Die Hackerorganisation "Anonymous" holt mit seinem "Tag des Zorns" zum nächsten digitalen Schlag gegen die Terrormiliz "Islamischer Staat" (IS) aus.

Der Freitag, 11. Dezember 2015, wurde von Anonymous zum "Tag des Zorns" ausgerufen.

Die Hacker fordern weltweit Menschen dazu auf, sich in sozialen Netzwerken wie Twitter, Facebook, Instagram oder YouTube gegen den Terror des IS zu positionieren.

Für den sogenannten "Islamischen Staat" ist der Begriff ein Rotes Tuch.

Die Vorgehensweise ist für Anonymous dabei eher unüblich, schliesslich fordert die Organisation als Wahl der Waffe gegen den "Islamischen Staat" das sogenannte "Trollen", das sie eigentlich selbst verachtet.

Pöbeln gegen den Terror

Unter diesem mittlerweile negativ behafteten Begriff versteht man das Pöbeln in Kommentaren, Foren und auf anderen Kommunikationsplattformen im Internet.

Das Niveau dieser Meinungsäusserungen tendiert dabei nicht selten gegen null.

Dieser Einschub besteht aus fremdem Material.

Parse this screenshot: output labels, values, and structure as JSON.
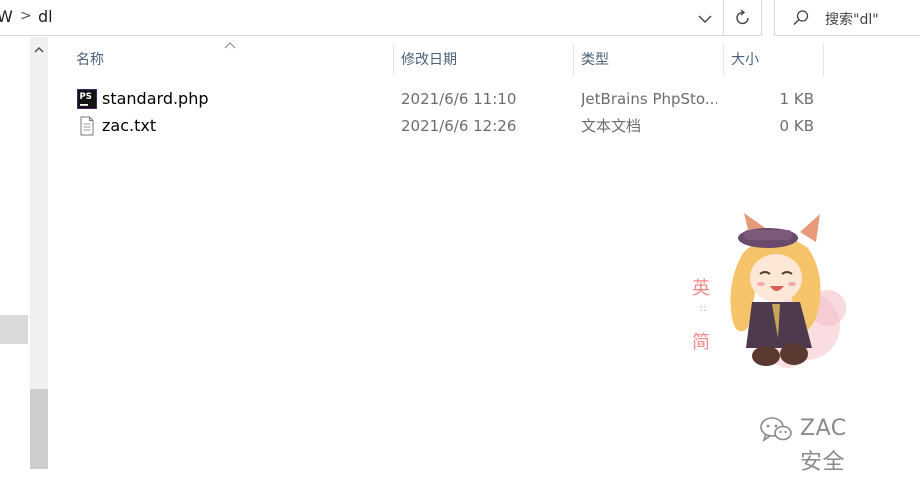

Anonymous will diese berüchtigte Internet-Wut nun für seine weltweite Troll-Kampagne gegen Sympathisanten und Unterstützer der Miliz "Islamischer Staat" einsetzen – eine Art Shitstorm gegen Salafisten und Terroristen am "Tag des Zorns".

"Wir fordern Dich auf, Deine Unterstützung und Hilfe gegen ISIS zu zeigen", erklärt Anonymous und wünscht sich neben üblichen Beleidigungen auch kreative Fotos und Videos, die sich über den IS lustig machen oder die Terrororganisation demütigen.

Hacker wollen IS im Netz schaden - bislang allerdings mit wenig Erfolg.

Für Irritationen und Ablehnung sorgt der beiläufige Aufruf, Bilder getöteter IS-Kämpfer ins Netz zu stellen.

"Daesh"-Trollerei gegen "Islamischer Staat"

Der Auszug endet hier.